Маттео повел меня прочь, когда мама вышла из спальни. Ее испуганные глаза остановились на мне за мгновение до того, как она дернулась и упала на землю.

Лука бросился на землю, когда пуля ударила в стену позади него. Маттео оттолкнул меня и бросился вперед, но другой мужчина безжалостно схватил меня. Мой взгляд остановился на матери, которая смотрела на меня безжизненными глазами.

Только отец был с ней в спальне, и он убил ее.

Мертвая. Просто так. Одна крошечная пуля и она исчезла.

Меня стащили вниз по лестнице, выволокли из дома и втолкнули на заднее сиденье машины. Затем я осталась наедине со звуком своего неглубокого дыхания. Я обхватила себя руками и поморщилась, когда мои пальцы коснулись синяков на предплечьях, вызванных вспышкой гнева моего отца этим утром. Я начала раскачиваться взад-вперед, напевая мелодию, которой научила меня моя учительница несколько недель назад. В машине становилось холодно, но я не возражала. Холод был приятным, успокаивающим.

Кто-то открыл дверь, и я в страхе отпрянула, подтянув ноги к груди. Лука просунул голову внутрь. На его горле была кровь. Немного, но я не могла отвести взгляд. Кровь. Моего отца?

— Сколько тебе лет? — спросил он. — я ничего не сказала.

— Двенадцать?

Я напряглась, он закрыл дверь и сел на переднее сиденье рядом со своим братом Маттео. Они заверили меня, что я в безопасности. Безопасности? Я никогда не чувствовала себя в безопасности. Мама всегда говорила, что единственная безопасность в нашем мире это смерть. Она нашла ее.

Мои кузины отвели меня к пожилой женщине по имени Марианна, которую я никогда раньше не встречала. Она была доброй и любящей, но я не могла остаться с ней. Как диктовала честь, я должна была остаться с семьей, поэтому меня отправили в Балтимор жить с моей тетей Эгидией и ее мужем Феликсом, который был младшим боссом в городе, как и мой отец был младшим боссом в Атланте.

Я встречала ее только во время семейных торжеств, потому что они с отцом ненавидели друг друга. Лука отвез меня к ним через пару дней после похорон матери. Я молчала рядом с ним, и он не пытался завязать разговор. Он выглядел сердитым и напряженным.

— Прости, — прошептала я, когда мы остановились перед большой виллой в Балтиморе.
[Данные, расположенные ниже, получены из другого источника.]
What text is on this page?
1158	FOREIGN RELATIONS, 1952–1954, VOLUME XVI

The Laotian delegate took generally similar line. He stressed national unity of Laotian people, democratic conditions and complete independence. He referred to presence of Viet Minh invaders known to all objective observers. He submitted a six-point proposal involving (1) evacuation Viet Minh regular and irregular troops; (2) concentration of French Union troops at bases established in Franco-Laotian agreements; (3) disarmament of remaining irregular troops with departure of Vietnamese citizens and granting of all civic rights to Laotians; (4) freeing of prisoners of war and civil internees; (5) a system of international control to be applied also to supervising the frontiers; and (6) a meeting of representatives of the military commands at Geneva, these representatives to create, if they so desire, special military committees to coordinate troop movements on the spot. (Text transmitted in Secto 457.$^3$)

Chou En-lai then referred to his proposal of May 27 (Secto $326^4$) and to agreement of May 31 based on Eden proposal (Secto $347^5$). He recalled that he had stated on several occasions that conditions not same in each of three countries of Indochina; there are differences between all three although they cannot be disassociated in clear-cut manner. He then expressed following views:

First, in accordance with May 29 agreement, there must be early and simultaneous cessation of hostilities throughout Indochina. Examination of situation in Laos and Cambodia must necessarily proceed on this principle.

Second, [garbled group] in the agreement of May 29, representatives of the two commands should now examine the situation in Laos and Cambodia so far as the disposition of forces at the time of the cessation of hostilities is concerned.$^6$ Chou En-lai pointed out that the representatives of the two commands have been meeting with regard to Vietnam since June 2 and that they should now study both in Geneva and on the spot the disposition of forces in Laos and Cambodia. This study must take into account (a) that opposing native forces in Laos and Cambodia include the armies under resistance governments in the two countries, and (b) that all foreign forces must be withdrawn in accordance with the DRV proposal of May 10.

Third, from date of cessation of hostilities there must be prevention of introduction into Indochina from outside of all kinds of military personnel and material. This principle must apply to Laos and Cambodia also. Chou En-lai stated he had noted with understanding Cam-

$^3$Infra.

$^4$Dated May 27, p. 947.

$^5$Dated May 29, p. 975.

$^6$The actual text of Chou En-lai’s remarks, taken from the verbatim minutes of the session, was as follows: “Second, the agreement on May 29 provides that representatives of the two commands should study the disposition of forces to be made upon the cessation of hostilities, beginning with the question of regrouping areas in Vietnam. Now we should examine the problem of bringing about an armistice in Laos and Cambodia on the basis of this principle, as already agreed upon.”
За эти годы я научилась извиняться, даже если не знала, что сделала не так.

Лука хмуро посмотрел на меня.

— За что?

— За то, что сделал мой отец. — честь и верность были самыми важными вещами в нашем мире, а отец нарушил клятву и предал Луку.

— Это не твоя вина, так что тебе не за что извиняться, — сказал он, и некоторое время я верила, что это правда. Пока я не увидела неодобрительное лицо тети Эгидии и не услышала, как Феликс сказал Луке, что это плохо отразится на них, если они примут меня. Лука не хотел этого слышать, поэтому я осталась с ними, и в конце концов они научились терпеть меня, и все же не проходило и дня, чтобы я не осознавала, что меня считают дочерью предателя. Я не винила их. С юных лет я поняла, что нет большего преступления, чем предательство. Отец запятнал наше семейное имя, запятнал моих братьев и меня, и мы всегда несли на себе это пятно. Мои братья, по крайней мере, могли бы попытаться сделать себе имя, если бы стали храбрыми мужчинами, но я была девушкой. Все, на что я могла надеяться, это на милосердие.

Сегодня

Быть признанной дочерью предателя, видеть жалость или отвращение на лицах, не самое худшее, что было на этих мероприятиях. Даже близко. Он был. Он поймал мой взгляд с другого конца комнаты, и его лицо выражало знание того, что он сделал, триумф над тем, что он взял. Он стоял рядом с моей тетей — его женой — его детьми — моими кузенами — и на него смотрели с уважением. От его взгляда у меня по коже побежали мурашки. Он не приблизился ко мне, но его ухмылки было достаточно. Его взгляд был таким же, как его прикосновение; это было унижение и боль, и я не могла этого вынести. Холодный пот покрыл мою кожу, и мой желудок сжался. Я повернулась и поспешила в женский туалет. Я бы спряталась там на всю ночь, пока не пришло время расстаться с моей тётей Эгидией и дядей Феликсом.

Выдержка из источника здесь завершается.